Julián Redondo
Sonrisas y lágrimas
Cristiano, Messi y Ribéry. Por este orden votaron seleccionadores, capitanes y periodistas (corresponsales de la revista «France Football») el Balón de Oro correspondiente al año 2013. ¡Ojo!, al año, no a la temporada. Los 69 goles del portugués pesaron más que los 45 del argentino y los 23, más la Liga de Campeones, la Bundesliga, la Copa de Alemania, la Supercopa de Europa y el Mundialito de clubes, del francés. Cuando Pelé pronunció el nombre del ganador, con esa voz ronca que mantiene con 73 primaveras, «Cristiano Ronaldo», a Ribéry se le quedó cara de Madrid 2020. Los alemanes le hicieron creerse vencedor; sus compatriotas, con Zidane en cabeza de la manifestación, vitorearon la ocurrencia y Wahiba Belhami, su señora, reservó un hueco en lugar destacado del salón para colocar el trofeo. Madame Ribéry no tardará en llenar el espacio con alguna que otra fruslería. Más tiempo le costará a su esposo digerir la derrota. Se vio triunfador y sucesor de Kopa, Platini, Papin y «Zizou» y terminó tercero.
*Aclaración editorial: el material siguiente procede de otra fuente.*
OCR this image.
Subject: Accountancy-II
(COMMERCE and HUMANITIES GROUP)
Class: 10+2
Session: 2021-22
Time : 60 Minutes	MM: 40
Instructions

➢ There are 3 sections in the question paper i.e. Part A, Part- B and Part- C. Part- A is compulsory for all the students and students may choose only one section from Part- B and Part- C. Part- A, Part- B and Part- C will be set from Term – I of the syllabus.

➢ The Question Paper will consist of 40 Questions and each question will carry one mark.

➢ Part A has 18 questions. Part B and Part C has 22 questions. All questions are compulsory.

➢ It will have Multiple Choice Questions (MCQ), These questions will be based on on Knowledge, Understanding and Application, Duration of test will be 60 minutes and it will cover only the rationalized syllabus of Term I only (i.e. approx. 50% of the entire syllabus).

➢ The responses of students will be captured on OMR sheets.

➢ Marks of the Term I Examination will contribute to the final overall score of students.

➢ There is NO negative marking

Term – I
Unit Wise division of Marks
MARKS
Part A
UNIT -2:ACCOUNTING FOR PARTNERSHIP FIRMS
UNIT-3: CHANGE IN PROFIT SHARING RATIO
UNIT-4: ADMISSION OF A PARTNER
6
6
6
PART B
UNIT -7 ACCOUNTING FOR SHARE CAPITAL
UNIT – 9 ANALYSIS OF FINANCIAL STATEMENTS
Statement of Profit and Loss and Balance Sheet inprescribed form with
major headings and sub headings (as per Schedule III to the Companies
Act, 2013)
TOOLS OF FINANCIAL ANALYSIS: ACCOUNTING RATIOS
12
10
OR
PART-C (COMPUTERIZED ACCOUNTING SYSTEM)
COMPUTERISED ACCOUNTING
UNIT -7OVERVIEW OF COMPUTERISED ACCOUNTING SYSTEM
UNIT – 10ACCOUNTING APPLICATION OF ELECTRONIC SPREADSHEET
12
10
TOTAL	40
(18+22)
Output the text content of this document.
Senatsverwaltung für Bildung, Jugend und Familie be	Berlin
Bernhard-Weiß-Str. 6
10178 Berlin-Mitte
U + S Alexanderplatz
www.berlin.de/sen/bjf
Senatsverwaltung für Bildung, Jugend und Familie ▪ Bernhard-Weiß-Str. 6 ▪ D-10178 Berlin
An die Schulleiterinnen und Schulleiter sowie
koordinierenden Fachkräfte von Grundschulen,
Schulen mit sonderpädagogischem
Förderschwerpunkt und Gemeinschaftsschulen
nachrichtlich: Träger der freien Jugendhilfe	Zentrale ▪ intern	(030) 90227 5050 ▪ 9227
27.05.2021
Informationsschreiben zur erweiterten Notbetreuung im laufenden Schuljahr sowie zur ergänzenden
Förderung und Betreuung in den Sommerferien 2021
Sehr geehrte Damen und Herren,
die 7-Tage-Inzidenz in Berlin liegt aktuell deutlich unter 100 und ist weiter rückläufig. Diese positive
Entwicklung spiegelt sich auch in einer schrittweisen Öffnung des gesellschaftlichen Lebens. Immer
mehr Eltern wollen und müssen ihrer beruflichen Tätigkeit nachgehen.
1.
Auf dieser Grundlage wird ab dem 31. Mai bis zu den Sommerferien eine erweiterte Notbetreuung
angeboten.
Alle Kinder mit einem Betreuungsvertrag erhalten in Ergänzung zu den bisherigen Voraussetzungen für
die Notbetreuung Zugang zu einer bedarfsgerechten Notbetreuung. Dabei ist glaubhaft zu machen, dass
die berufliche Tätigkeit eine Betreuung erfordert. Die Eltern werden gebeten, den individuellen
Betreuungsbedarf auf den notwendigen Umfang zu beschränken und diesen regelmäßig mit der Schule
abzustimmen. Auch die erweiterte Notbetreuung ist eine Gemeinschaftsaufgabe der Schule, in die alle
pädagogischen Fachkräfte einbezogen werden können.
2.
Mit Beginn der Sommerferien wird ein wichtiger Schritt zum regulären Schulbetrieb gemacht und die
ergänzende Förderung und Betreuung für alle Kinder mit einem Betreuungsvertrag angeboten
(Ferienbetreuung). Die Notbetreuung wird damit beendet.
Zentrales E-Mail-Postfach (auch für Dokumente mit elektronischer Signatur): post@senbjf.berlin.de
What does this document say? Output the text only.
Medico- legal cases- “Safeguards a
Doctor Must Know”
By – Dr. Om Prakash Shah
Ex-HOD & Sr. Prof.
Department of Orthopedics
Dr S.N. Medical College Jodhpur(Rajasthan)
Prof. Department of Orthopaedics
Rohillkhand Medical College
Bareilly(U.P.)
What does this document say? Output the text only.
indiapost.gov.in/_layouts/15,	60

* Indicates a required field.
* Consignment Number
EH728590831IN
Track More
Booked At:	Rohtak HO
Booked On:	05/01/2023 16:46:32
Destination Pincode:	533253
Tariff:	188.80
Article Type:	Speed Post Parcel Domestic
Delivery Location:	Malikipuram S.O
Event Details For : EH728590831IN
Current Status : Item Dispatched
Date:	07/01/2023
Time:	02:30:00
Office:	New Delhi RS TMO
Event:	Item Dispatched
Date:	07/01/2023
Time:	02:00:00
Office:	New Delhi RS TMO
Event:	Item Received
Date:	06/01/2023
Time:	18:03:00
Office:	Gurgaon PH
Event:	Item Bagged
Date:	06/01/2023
Madrid iba a ganar los Juegos en Buenos Aires y Estambul y Tokio le pasaron por la izquierda y por la derecha.
Frustración total que chocaba con las lágrimas de alegría de Cristiano Ronaldo, el gran triunfador. Sólo el llamativo terno rojo de Messi, en su línea con la indumentaria que utiliza en actos excepcionales, distrajo por unos instantes la atención del resto del mundo. Cristiano era el centro del universo y su emoción trascendió de lo divino a lo humano, convirtiéndole en un ser terrenal, el mejor futbolista del planeta, que, por cierto, cabalgaba destacado incluso antes de la famosa prórroga de la repesca, el Suecia-Portugal.